Vouloir être rassuré

La méditation tranche radicalement avec le mouvement habituel que nous avons à vouloir être rassurés.
Être rassurés par un ami, un maître, un parent, un conjoint, un enfant … peu importe ! Mais quelqu’un qui nous assure dans notre être, nous confirme notre existence, prend en charge une part du poids de celle-ci.

C’est le mouvement qui se cache dans nombre de nos actions, de nos dispositions, de nos désirs, de nos projets. Parfois c’est apparent mais le plus souvent, la manière dont nous ne voulons pas prendre notre part nous est subtilement inconnue.
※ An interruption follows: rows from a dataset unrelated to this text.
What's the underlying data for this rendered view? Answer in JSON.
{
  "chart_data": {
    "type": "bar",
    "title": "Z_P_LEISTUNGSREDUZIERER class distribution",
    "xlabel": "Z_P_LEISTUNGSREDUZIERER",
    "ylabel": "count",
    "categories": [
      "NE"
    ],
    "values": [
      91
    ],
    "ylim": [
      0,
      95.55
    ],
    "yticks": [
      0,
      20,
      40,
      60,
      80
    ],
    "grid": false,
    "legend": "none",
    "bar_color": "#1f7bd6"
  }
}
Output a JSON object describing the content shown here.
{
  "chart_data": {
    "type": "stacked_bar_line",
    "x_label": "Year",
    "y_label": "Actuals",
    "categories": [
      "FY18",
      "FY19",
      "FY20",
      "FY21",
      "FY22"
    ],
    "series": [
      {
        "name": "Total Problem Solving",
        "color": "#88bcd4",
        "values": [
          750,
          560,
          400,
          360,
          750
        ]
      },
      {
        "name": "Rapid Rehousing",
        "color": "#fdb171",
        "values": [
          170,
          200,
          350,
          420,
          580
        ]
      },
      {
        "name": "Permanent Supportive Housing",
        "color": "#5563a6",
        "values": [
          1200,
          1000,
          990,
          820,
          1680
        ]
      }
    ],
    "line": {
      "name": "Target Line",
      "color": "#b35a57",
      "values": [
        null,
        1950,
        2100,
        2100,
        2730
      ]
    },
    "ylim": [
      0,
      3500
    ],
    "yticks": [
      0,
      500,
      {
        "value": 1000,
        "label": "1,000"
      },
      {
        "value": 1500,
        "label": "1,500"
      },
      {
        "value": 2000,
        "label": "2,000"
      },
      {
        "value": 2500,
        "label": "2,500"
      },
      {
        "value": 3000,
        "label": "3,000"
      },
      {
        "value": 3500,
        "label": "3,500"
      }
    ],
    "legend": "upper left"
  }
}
Or l’existence humaine nous appelle à assumer l’humanité que nous avons reçu en partage à notre arrivée sur cette terre.

Pourquoi est-ce si difficile ?

Sans doute parce qu’il y a quelque chose à tenir et à déployer pour qu’au travers notre existence ce que c’est qu’un être humain brille parmi les autres hommes. Sans doute parce que c’est un travail de ne pas passer son existence à sommeiller de divertissement en divertissement. Un travail à reprendre et encore, un travail pour se tenir droit, alerte, ouvert. Vous me voyez venir …
S’assoir sur le coussin, croiser les jambes, laisser le dos à sa verticalité native et nous sommes au travail. Nous rejoignons l’expérience la plus simple d’être humain, juste être. Nous nous sommes donnés ce temps, une demi-heure, 3/4 d’heure ou même 5 minutes, pour se relier à cette expérience qui nous est pourtant la plus immédiate.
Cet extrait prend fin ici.